With regards to the oxidation of cysteine by H₂O₂ as shown in Figure 3, [cysteine] = 4 M. The DOSY experiment reported in Figure 4 was record on a mixture cystine:sulfite = 1:10 where [SO₃²⁻] = 0.1 M at pH 9. The same sulfite concentration was involved in the reaction mixture under investigation in Figure 5. All the oxygen monitoring experiments (Figure 6) were performed using a cystine:sulfite = 1:2 with [SO₃²⁻] = 0.2 M. Concentrations were calculated to a maximum possible cystine concentration in solution at [cystine] = 0.01 M in all the experiments reported in Figure 9. For the experiment reported in Figure 10 and Figure 11 a cystine:sulfite = 1:2 mixture having [SO₃²⁻] = 0.2 M was involved. The same concentration for sulfite (0.2 M) and cystine (0.1 M) was used for the acid cycles experiments (Figure 15 and Figure 16), and for the experiments to evaluate the effect of pH and temperature in Figure 14.

4.1.4. UV

UV experiments were carried out using a Uvitec UV-lamp (LF-206.LS, Cleaver Scientific, Rugby, UK) irradiating at 254 and 365 nm and placed at a distance of 5 cm from the sample.

4.1.5. Acid Cycling

The reaction mixture cystine:sulfite = 1:2 in H₂O is normally at pH 8–9, so in order to perform the base-acid cycle the original mixture is placed underneath the UV lamp and the area kept in the dark for the desired time. The reaction mixture is then removed from the UV lamp and acidified to the desired pH using 1 M HCl and kept on a flat surface, in air for the specified time.

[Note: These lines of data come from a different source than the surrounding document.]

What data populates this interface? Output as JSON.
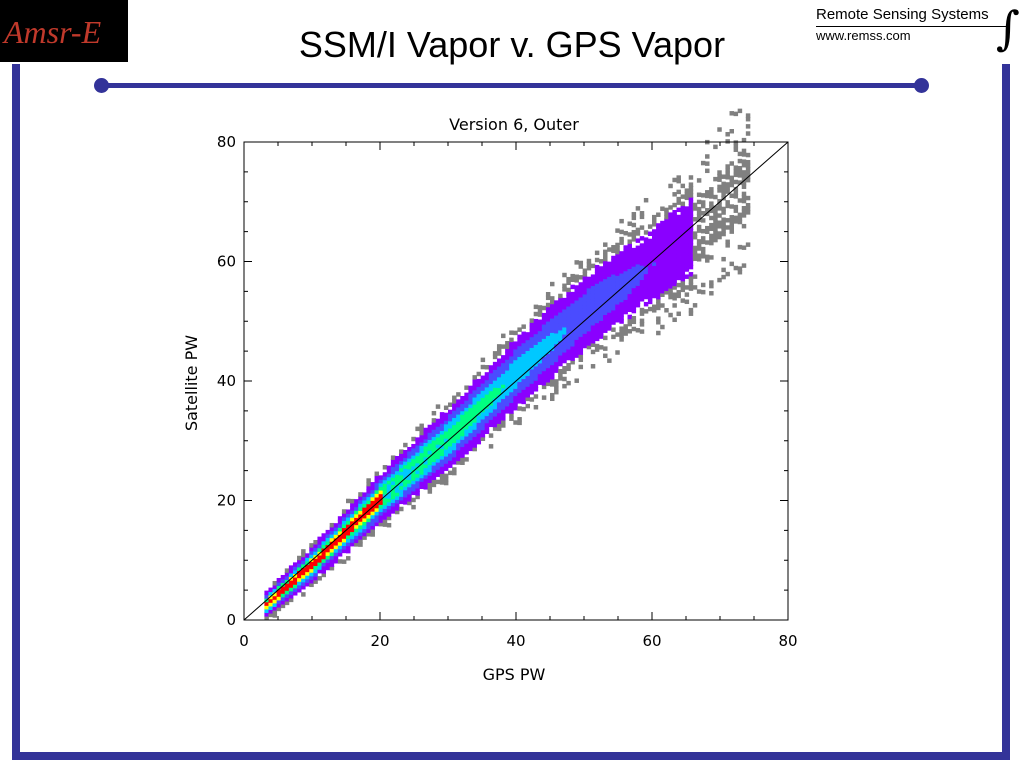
{
  "slide": {
    "title": "SSM/I Vapor v. GPS Vapor",
    "logo_text": "Amsr-E",
    "org_name": "Remote Sensing Systems",
    "org_url": "www.remss.com",
    "frame_color": "#333399"
  },
  "chart_data": {
    "type": "heatmap",
    "title": "Version 6, Outer",
    "xlabel": "GPS PW",
    "ylabel": "Satellite PW",
    "xlim": [
      0,
      80
    ],
    "ylim": [
      0,
      80
    ],
    "xticks": [
      "0",
      "20",
      "40",
      "60",
      "80"
    ],
    "yticks": [
      "0",
      "20",
      "40",
      "60",
      "80"
    ],
    "reference_line": "one-to-one",
    "color_scale": [
      "#808080",
      "#8a00ff",
      "#4a4cff",
      "#00c8ff",
      "#00ff80",
      "#ffff00",
      "#ff0000"
    ],
    "density_ridge": [
      {
        "x": 4,
        "y": 4
      },
      {
        "x": 10,
        "y": 10
      },
      {
        "x": 20,
        "y": 21
      },
      {
        "x": 30,
        "y": 31
      },
      {
        "x": 40,
        "y": 42
      },
      {
        "x": 50,
        "y": 52
      },
      {
        "x": 60,
        "y": 60
      },
      {
        "x": 66,
        "y": 65
      }
    ]
  }
}
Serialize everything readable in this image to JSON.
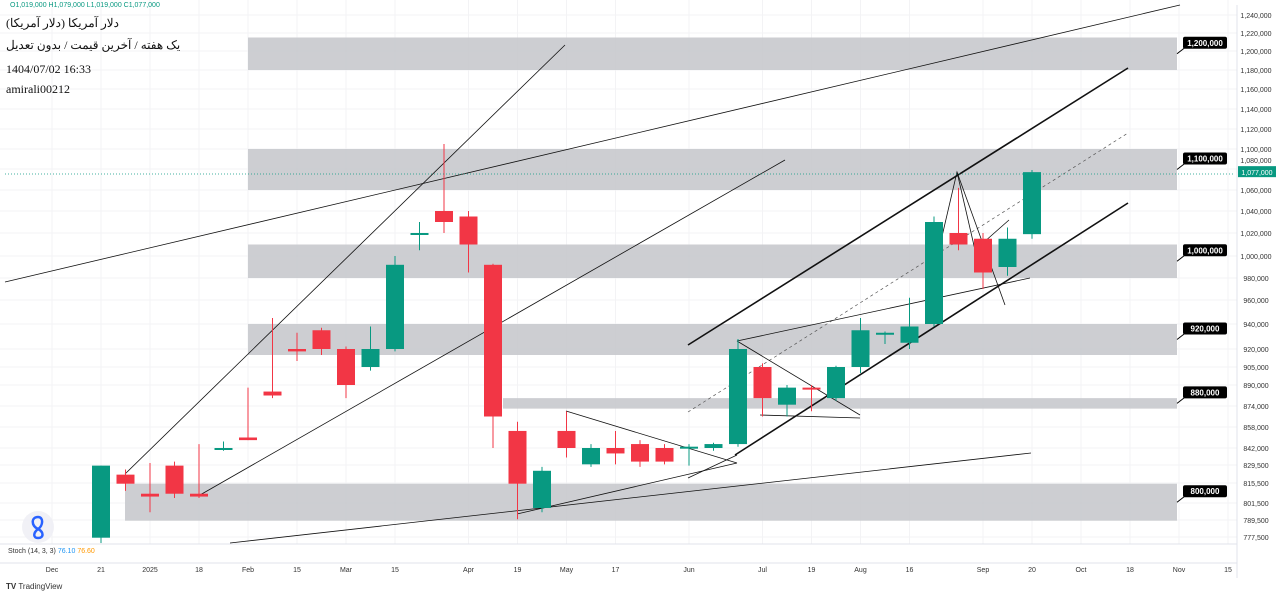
{
  "header": {
    "ohlc": "O1,019,000 H1,079,000 L1,019,000 C1,077,000",
    "title": "دلار آمریکا (دلار آمریکا)",
    "subtitle": "یک هفته / آخرین قیمت / بدون تعدیل",
    "datetime": "1404/07/02 16:33",
    "author": "amirali00212"
  },
  "indicator": {
    "name": "Stoch",
    "params": "(14, 3, 3)",
    "k": "76.10",
    "d": "76.60"
  },
  "watermark": "TradingView",
  "colors": {
    "up": "#089981",
    "down": "#f23645",
    "zone": "#c4c5ca"
  },
  "chart_data": {
    "type": "candlestick",
    "current_price": "1,077,000",
    "y_ticks": [
      [
        "1,240,000",
        15
      ],
      [
        "1,220,000",
        33
      ],
      [
        "1,200,000",
        51
      ],
      [
        "1,180,000",
        70
      ],
      [
        "1,160,000",
        89
      ],
      [
        "1,140,000",
        109
      ],
      [
        "1,120,000",
        129
      ],
      [
        "1,100,000",
        149
      ],
      [
        "1,080,000",
        169
      ],
      [
        "1,060,000",
        190
      ],
      [
        "1,040,000",
        211
      ],
      [
        "1,020,000",
        233
      ],
      [
        "1,000,000",
        256
      ],
      [
        "980,000",
        278
      ],
      [
        "960,000",
        300
      ],
      [
        "940,000",
        324
      ],
      [
        "920,000",
        349
      ],
      [
        "905,000",
        367
      ],
      [
        "890,000",
        385
      ],
      [
        "874,000",
        406
      ],
      [
        "858,000",
        427
      ],
      [
        "842,000",
        448
      ],
      [
        "829,500",
        465
      ],
      [
        "815,500",
        483
      ],
      [
        "801,500",
        503
      ],
      [
        "789,500",
        520
      ],
      [
        "777,500",
        537
      ]
    ],
    "x_labels": [
      "Dec",
      "21",
      "2025",
      "18",
      "Feb",
      "15",
      "Mar",
      "15",
      "Apr",
      "19",
      "May",
      "17",
      "Jun",
      "Jul",
      "19",
      "Aug",
      "16",
      "Sep",
      "20",
      "Oct",
      "18",
      "Nov",
      "15"
    ],
    "x_label_week": [
      -2,
      0,
      2,
      4,
      6,
      8,
      10,
      12,
      15,
      17,
      19,
      21,
      24,
      27,
      29,
      31,
      33,
      36,
      38,
      40,
      42,
      44,
      46
    ],
    "zones": [
      {
        "label": "1,200,000",
        "lo": 1180000,
        "hi": 1215000
      },
      {
        "label": "1,100,000",
        "lo": 1060000,
        "hi": 1100000
      },
      {
        "label": "1,000,000",
        "lo": 980000,
        "hi": 1010000
      },
      {
        "label": "920,000",
        "lo": 915000,
        "hi": 940000
      },
      {
        "label": "880,000",
        "lo": 872000,
        "hi": 880000
      },
      {
        "label": "800,000",
        "lo": 789000,
        "hi": 815000
      }
    ],
    "candles": [
      [
        777,
        829,
        829,
        770
      ],
      [
        822,
        826,
        815,
        810
      ],
      [
        808,
        831,
        806,
        795
      ],
      [
        829,
        832,
        808,
        805
      ],
      [
        808,
        845,
        806,
        805
      ],
      [
        842,
        847,
        842,
        840
      ],
      [
        850,
        888,
        848,
        848
      ],
      [
        885,
        945,
        882,
        880
      ],
      [
        920,
        933,
        918,
        910
      ],
      [
        935,
        937,
        920,
        915
      ],
      [
        920,
        922,
        890,
        880
      ],
      [
        905,
        938,
        920,
        902
      ],
      [
        920,
        1000,
        992,
        918
      ],
      [
        1020,
        1030,
        1020,
        1005
      ],
      [
        1040,
        1105,
        1030,
        1020
      ],
      [
        1035,
        1040,
        1010,
        985
      ],
      [
        992,
        993,
        866,
        842
      ],
      [
        855,
        862,
        815,
        790
      ],
      [
        798,
        828,
        825,
        795
      ],
      [
        855,
        870,
        842,
        835
      ],
      [
        830,
        845,
        842,
        828
      ],
      [
        842,
        855,
        838,
        830
      ],
      [
        845,
        848,
        832,
        828
      ],
      [
        842,
        845,
        832,
        830
      ],
      [
        843,
        845,
        843,
        829
      ],
      [
        842,
        846,
        845,
        840
      ],
      [
        845,
        928,
        920,
        843
      ],
      [
        905,
        908,
        880,
        866
      ],
      [
        875,
        890,
        888,
        866
      ],
      [
        888,
        890,
        887,
        870
      ],
      [
        880,
        906,
        905,
        878
      ],
      [
        905,
        945,
        935,
        900
      ],
      [
        933,
        934,
        933,
        924
      ],
      [
        925,
        962,
        938,
        920
      ],
      [
        940,
        1035,
        1030,
        938
      ],
      [
        1020,
        1062,
        1010,
        1005
      ],
      [
        1015,
        1020,
        985,
        970
      ],
      [
        990,
        1025,
        1015,
        982
      ],
      [
        1019,
        1079,
        1077,
        1015
      ]
    ]
  }
}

In order to perform the acid-basic cycle, the reaction was taken to pH 3 using 1 M HCl, immediately after the reagents were mixed, and the reaction vessel left on a flat surface in air for the indicated time. The same mixture was then buffered back to pH 8–9 using 1 M NaOH while stirring. When at the correct pH, the reaction vessel was placed underneath the UV lamp described in Section 4.1.4 for the indicated time. The process was then repeated according to the desired number of cycles.

4.1.6. Temperature

The temperatures indicated were taken using a mercury thermometer placed inside the round-bottom flasks. In the case of the O₂ monitoring experiments (Figure 9), the flasks were stored inside a Gallenkamp vacuum oven where the temperature was set to 40 °C and a mercury thermometer was placed inside to measure the correct temperature, which resulted in the range 42–43 °C.